Scotland could ditch monarchy within five years of independence

Humza Yousaf has declared that Scotland could ditch the monarchy within five years of independence. The SNP leadership candidate insisted Scots should not be “shy” about the debate on the Royal Family and said he is “very clear” he is a Republican.

Mr Yousaf told The National: “Let’s also talk about things like monarchy.

“I don’t know why we should be shy about that, I don’t think we should be.

“I’ve been very clear, I’m a Republican.

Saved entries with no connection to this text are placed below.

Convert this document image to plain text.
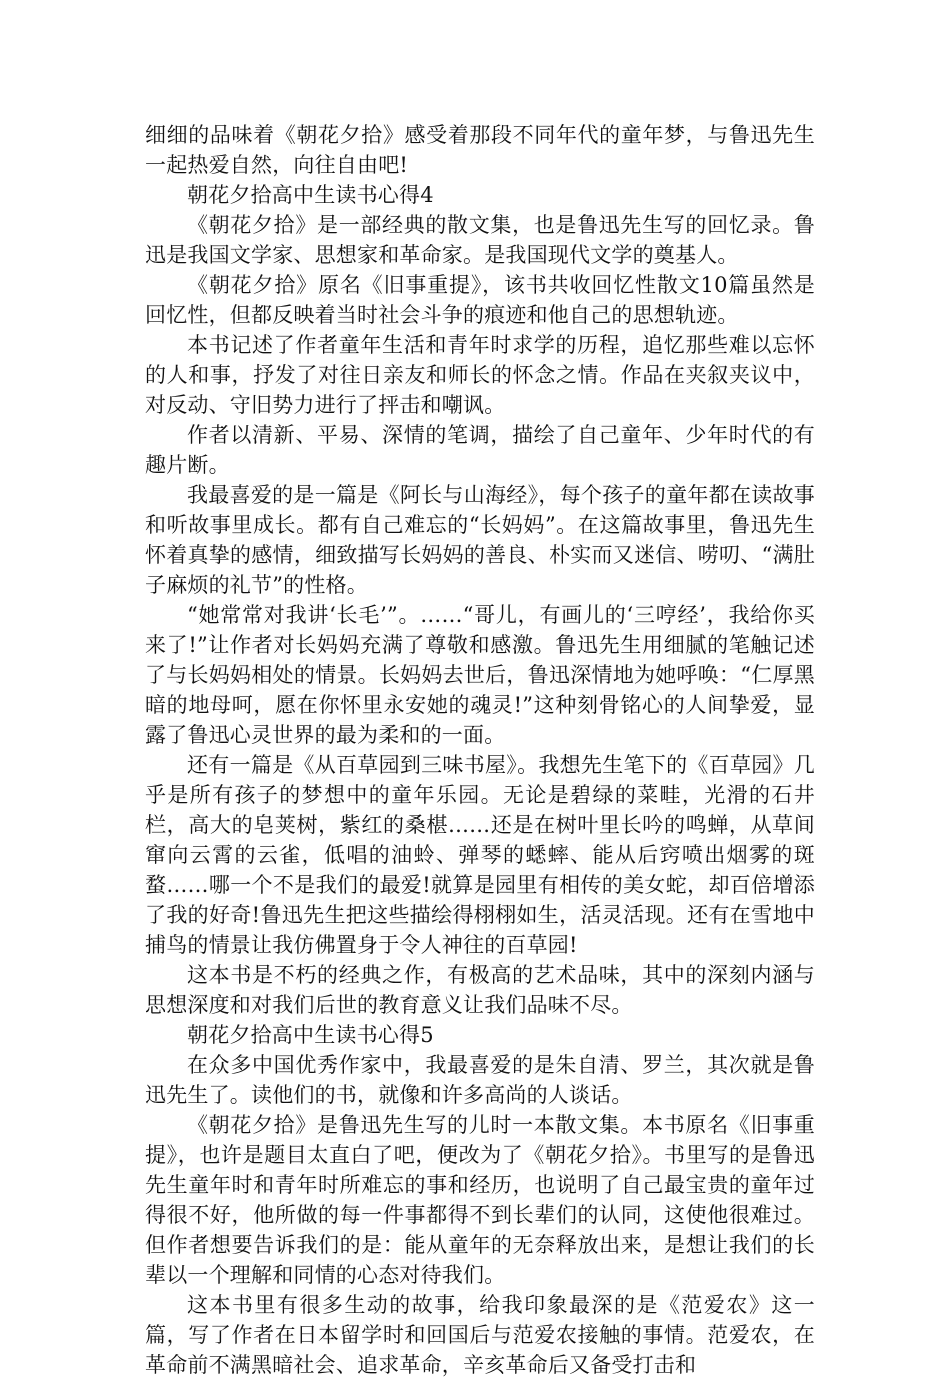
细细的品味着《朝花夕拾》感受着那段不同年代的童年梦，与鲁迅先生一起热爱自然，向往自由吧!

朝花夕拾高中生读书心得4

《朝花夕拾》是一部经典的散文集，也是鲁迅先生写的回忆录。鲁迅是我国文学家、思想家和革命家。是我国现代文学的奠基人。

《朝花夕拾》原名《旧事重提》，该书共收回忆性散文10篇虽然是回忆性，但都反映着当时社会斗争的痕迹和他自己的思想轨迹。

本书记述了作者童年生活和青年时求学的历程，追忆那些难以忘怀的人和事，抒发了对往日亲友和师长的怀念之情。作品在夹叙夹议中，对反动、守旧势力进行了抨击和嘲讽。

作者以清新、平易、深情的笔调，描绘了自己童年、少年时代的有趣片断。

我最喜爱的是一篇是《阿长与山海经》，每个孩子的童年都在读故事和听故事里成长。都有自己难忘的“长妈妈”。在这篇故事里，鲁迅先生怀着真挚的感情，细致描写长妈妈的善良、朴实而又迷信、唠叨、“满肚子麻烦的礼节”的性格。

“她常常对我讲‘长毛’”。……“哥儿，有画儿的‘三哼经’，我给你买来了!”让作者对长妈妈充满了尊敬和感激。鲁迅先生用细腻的笔触记述了与长妈妈相处的情景。长妈妈去世后，鲁迅深情地为她呼唤：“仁厚黑暗的地母呵，愿在你怀里永安她的魂灵!”这种刻骨铭心的人间挚爱，显露了鲁迅心灵世界的最为柔和的一面。

还有一篇是《从百草园到三味书屋》。我想先生笔下的《百草园》几乎是所有孩子的梦想中的童年乐园。无论是碧绿的菜畦，光滑的石井栏，高大的皂荚树，紫红的桑椹……还是在树叶里长吟的鸣蝉，从草间窜向云霄的云雀，低唱的油蛉、弹琴的蟋蟀、能从后窍喷出烟雾的斑蝥……哪一个不是我们的最爱!就算是园里有相传的美女蛇，却百倍增添了我的好奇!鲁迅先生把这些描绘得栩栩如生，活灵活现。还有在雪地中捕鸟的情景让我仿佛置身于令人神往的百草园!

这本书是不朽的经典之作，有极高的艺术品味，其中的深刻内涵与思想深度和对我们后世的教育意义让我们品味不尽。

朝花夕拾高中生读书心得5

在众多中国优秀作家中，我最喜爱的是朱自清、罗兰，其次就是鲁迅先生了。读他们的书，就像和许多高尚的人谈话。

《朝花夕拾》是鲁迅先生写的儿时一本散文集。本书原名《旧事重提》，也许是题目太直白了吧，便改为了《朝花夕拾》。书里写的是鲁迅先生童年时和青年时所难忘的事和经历，也说明了自己最宝贵的童年过得很不好，他所做的每一件事都得不到长辈们的认同，这使他很难过。但作者想要告诉我们的是：能从童年的无奈释放出来，是想让我们的长辈以一个理解和同情的心态对待我们。

这本书里有很多生动的故事，给我印象最深的是《范爱农》这一篇，写了作者在日本留学时和回国后与范爱农接触的事情。范爱农，在革命前不满黑暗社会、追求革命，辛亥革命后又备受打击和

That’s never been anything I’ve hidden.

“And it’s not an immediate priority, I accept that.

“But when we’re independent, we’ll need to get our central bank up and running, we’ll need to transition to a new Scottish currency, which I’ve been keen to do as quickly as possible.

“But let’s absolutely within the first five years consider whether or not we should move away from having a monarchy into an elected head of state.”

Pressed on Prince Edward being given the Duke of Edinburgh title, Mr Yousaf added: “Look, royals have every opportunity to do as they wish.

“But I consider myself first and foremost, a citizen, not a subject.

“And as I say, it’s not the immediate priority. I do accept that.

“But I do think it’s important that within the first few years of independence that we have that discussion.”

It comes as a damning poll suggests the majority of Scots believe the candidates to replace Nicola Sturgeon would be worse than the outgoing First Minister.

The poll, of 1,002 Scots between March 9 and 13, was released on Monday in the hours after voting for the next SNP leader opened.

In the survey by YouGov for Sky News, participants were asked if Mr Yousaf, Kate Forbes and Ash Regan would be better than their predecessor.

Mr Yousaf came last with just six percent saying he would be better than Ms Sturgeon and 46 percent saying he would be worse.

Ms Forbes was rated best, with 17 percent saying she would be better than Ms Sturgeon, but 33 percent saying she would be worse.

Ms Regan was second, with eight percent thinking she would be a better and 38 percent who said she would be worse.